There are also other reasons. Literary hoaxes may have grander ambitions than a friendly or not so poking, such as changing the course of history, enriching and widening national aesthetic narrative - Book of Veles or James MacPherson's Ossian is what comes to mind. Edward Williams and persona Iolo Morganwg had a significant influence on a neo-druid movement even if he was just masterfully imitating and forging medieval scripts. Also Yuriy Vynnychuck made a big splash with his Ryanghabar's report of The Great Kyiv Plunder of 1240 even he was just poking fun at self-serious scholars.
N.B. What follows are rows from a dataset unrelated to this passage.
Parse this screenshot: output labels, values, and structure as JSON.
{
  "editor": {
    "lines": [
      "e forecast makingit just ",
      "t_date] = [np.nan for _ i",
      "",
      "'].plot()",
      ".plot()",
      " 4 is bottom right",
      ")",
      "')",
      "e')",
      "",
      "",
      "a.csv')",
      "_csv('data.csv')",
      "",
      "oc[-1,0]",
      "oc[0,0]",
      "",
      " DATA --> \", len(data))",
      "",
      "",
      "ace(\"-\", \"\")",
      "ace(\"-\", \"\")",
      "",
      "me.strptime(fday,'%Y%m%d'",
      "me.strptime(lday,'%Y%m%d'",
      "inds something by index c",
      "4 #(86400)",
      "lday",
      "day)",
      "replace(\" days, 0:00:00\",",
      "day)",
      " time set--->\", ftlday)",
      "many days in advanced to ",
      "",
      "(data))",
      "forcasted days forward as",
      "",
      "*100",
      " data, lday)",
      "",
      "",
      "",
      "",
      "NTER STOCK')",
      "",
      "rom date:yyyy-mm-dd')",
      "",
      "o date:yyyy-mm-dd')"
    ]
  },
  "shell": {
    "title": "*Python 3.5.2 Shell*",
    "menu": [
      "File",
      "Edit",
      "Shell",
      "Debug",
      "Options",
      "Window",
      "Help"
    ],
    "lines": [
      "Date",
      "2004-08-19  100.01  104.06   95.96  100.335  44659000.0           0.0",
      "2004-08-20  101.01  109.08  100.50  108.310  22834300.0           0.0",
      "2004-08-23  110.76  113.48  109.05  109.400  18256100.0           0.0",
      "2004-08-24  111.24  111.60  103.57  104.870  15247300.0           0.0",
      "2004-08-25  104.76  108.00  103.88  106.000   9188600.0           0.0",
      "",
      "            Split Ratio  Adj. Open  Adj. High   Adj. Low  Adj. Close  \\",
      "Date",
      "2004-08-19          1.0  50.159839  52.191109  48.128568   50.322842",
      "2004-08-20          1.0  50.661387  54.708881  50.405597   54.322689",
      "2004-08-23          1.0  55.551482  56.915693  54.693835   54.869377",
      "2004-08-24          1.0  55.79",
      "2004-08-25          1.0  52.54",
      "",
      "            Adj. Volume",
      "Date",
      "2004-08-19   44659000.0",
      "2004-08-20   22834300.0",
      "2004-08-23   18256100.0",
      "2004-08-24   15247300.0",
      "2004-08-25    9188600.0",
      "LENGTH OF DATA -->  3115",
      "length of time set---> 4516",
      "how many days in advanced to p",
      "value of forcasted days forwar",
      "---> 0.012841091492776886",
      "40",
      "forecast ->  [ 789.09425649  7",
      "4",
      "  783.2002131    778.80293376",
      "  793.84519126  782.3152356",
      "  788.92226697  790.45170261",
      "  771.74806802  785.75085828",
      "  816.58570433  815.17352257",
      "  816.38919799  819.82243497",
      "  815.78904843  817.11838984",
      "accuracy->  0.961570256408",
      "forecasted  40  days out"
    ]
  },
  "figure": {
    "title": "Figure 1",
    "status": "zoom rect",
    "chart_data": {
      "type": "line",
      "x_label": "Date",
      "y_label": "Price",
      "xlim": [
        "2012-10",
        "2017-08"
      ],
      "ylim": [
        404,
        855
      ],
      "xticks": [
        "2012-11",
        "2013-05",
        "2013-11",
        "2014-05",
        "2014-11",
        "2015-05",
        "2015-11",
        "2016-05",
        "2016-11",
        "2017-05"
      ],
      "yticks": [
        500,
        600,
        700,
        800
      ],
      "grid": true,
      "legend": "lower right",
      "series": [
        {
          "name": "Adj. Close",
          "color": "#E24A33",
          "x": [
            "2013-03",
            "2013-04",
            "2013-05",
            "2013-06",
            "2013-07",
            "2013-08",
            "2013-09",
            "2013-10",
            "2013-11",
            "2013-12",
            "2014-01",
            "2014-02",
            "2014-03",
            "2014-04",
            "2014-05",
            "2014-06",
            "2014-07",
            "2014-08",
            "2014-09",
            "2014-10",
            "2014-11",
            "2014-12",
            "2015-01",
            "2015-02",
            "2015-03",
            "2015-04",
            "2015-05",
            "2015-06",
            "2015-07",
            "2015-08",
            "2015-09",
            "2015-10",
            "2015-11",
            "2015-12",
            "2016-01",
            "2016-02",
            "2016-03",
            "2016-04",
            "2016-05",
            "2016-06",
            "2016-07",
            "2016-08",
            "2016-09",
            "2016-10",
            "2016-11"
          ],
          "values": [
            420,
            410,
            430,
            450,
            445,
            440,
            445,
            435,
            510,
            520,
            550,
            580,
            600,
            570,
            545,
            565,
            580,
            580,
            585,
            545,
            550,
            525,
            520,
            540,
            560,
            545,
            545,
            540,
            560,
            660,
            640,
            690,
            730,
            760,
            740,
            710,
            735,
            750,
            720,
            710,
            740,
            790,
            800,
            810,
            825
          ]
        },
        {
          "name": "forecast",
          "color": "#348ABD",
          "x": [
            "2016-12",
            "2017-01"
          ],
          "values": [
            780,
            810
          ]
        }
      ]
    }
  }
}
It also can be just making thing up to fill the required space. Like Victor Yerofeyev and his overview of Canadian literature in the Soviet Literary Encyclopedia. Sometimes hoax is the necessity, because there is no other way to express your thoughts and get your works published without harming yourself (mostly) - like Andrey Sinyavskiy and his Abram Tertz. Because of growing absurdity of political correctness and its unholy alliance with spiteful bigotry - it may soon become a thing.
***
Part of the appeal of literary hoaxes lies in its completely ridiculous ludicrousness. Any way you look at it - it makes sense and it the same time makes no sense. You're on the Moebius strip.
You read it, possibly few times. Some parts of it settle in your memory. You take time to know every detail of it, you dig deep to taste the thick of it - hours and hours pass and by the time you're done with it - you're so involved you don't know what to think. You carry it around like it's a candy cover in your pocket and it grows on you like some kind of a mold. You try not think about it but then it goes again and again and again. The fact is - the more you think about it - the more you like it. No matter how closely you study, no matter how you take it part, no matter how you break it down - it remains a consistent enigma. "Why?"-part is never fully satisfied. Because it not part of its design.
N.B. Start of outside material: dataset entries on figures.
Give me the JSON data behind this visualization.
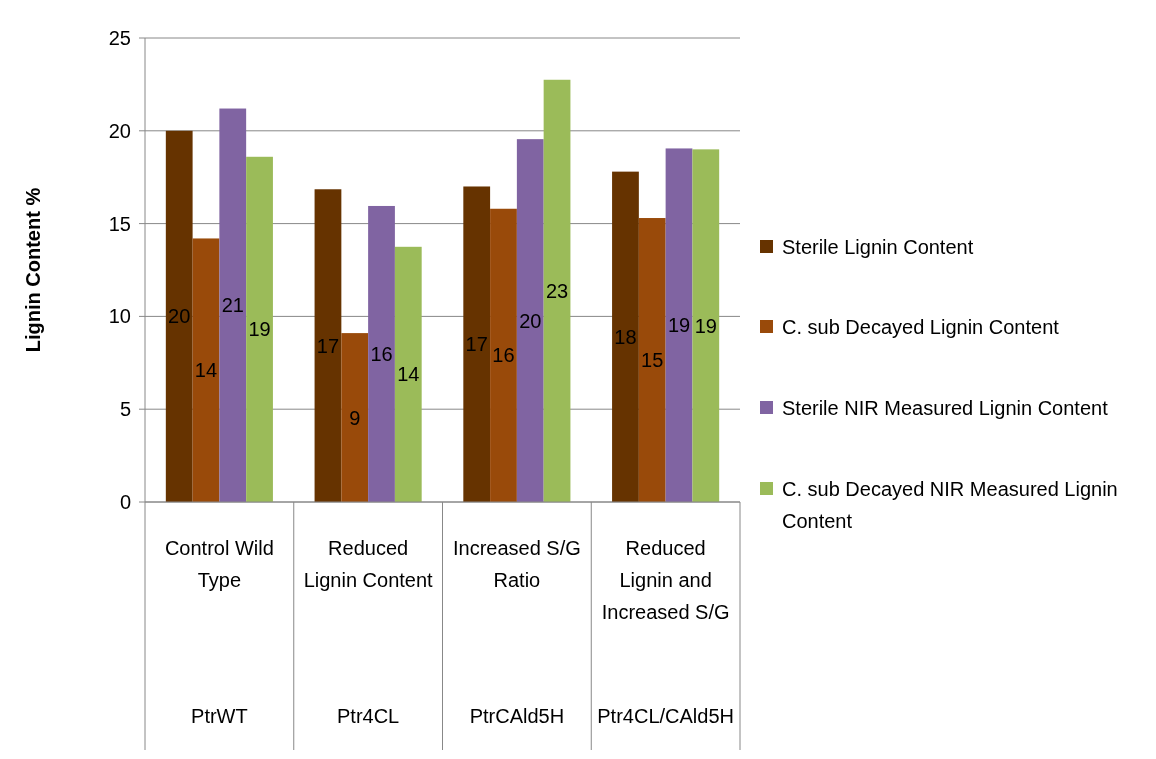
{
  "chart_data": {
    "type": "bar",
    "ylabel": "Lignin Content %",
    "categories": [
      "Control Wild Type\nPtrWT",
      "Reduced Lignin Content\nPtr4CL",
      "Increased S/G Ratio\nPtrCAld5H",
      "Reduced Lignin and Increased S/G\nPtr4CL/CAld5H"
    ],
    "series": [
      {
        "name": "Sterile Lignin Content",
        "color": "#663300",
        "values": [
          20.0,
          16.85,
          17.0,
          17.8
        ],
        "value_labels": [
          "20",
          "17",
          "17",
          "18"
        ]
      },
      {
        "name": "C. sub Decayed Lignin Content",
        "color": "#994a0a",
        "values": [
          14.2,
          9.1,
          15.8,
          15.3
        ],
        "value_labels": [
          "14",
          "9",
          "16",
          "15"
        ]
      },
      {
        "name": "Sterile NIR Measured Lignin Content",
        "color": "#8064a2",
        "values": [
          21.2,
          15.95,
          19.55,
          19.05
        ],
        "value_labels": [
          "21",
          "16",
          "20",
          "19"
        ]
      },
      {
        "name": "C. sub Decayed NIR Measured Lignin Content",
        "color": "#9bbb59",
        "values": [
          18.6,
          13.75,
          22.75,
          19.0
        ],
        "value_labels": [
          "19",
          "14",
          "23",
          "19"
        ]
      }
    ],
    "ylim": [
      0,
      25
    ],
    "yticks": [
      0,
      5,
      10,
      15,
      20,
      25
    ],
    "grid": "y",
    "legend": "right"
  }
}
In the world of tell-all ghostwriting extravaganza literary hoaxes are things-in-itself free of the surrounding world. They exist inside of their own bubble. Hoax offers full experience, complete with biography, background, texts and even meta-rides to the real world in the form of reactions.
You get the experience. You get a little bit wiser, little bit better. You may or may not smile because of it later on a certain occasion.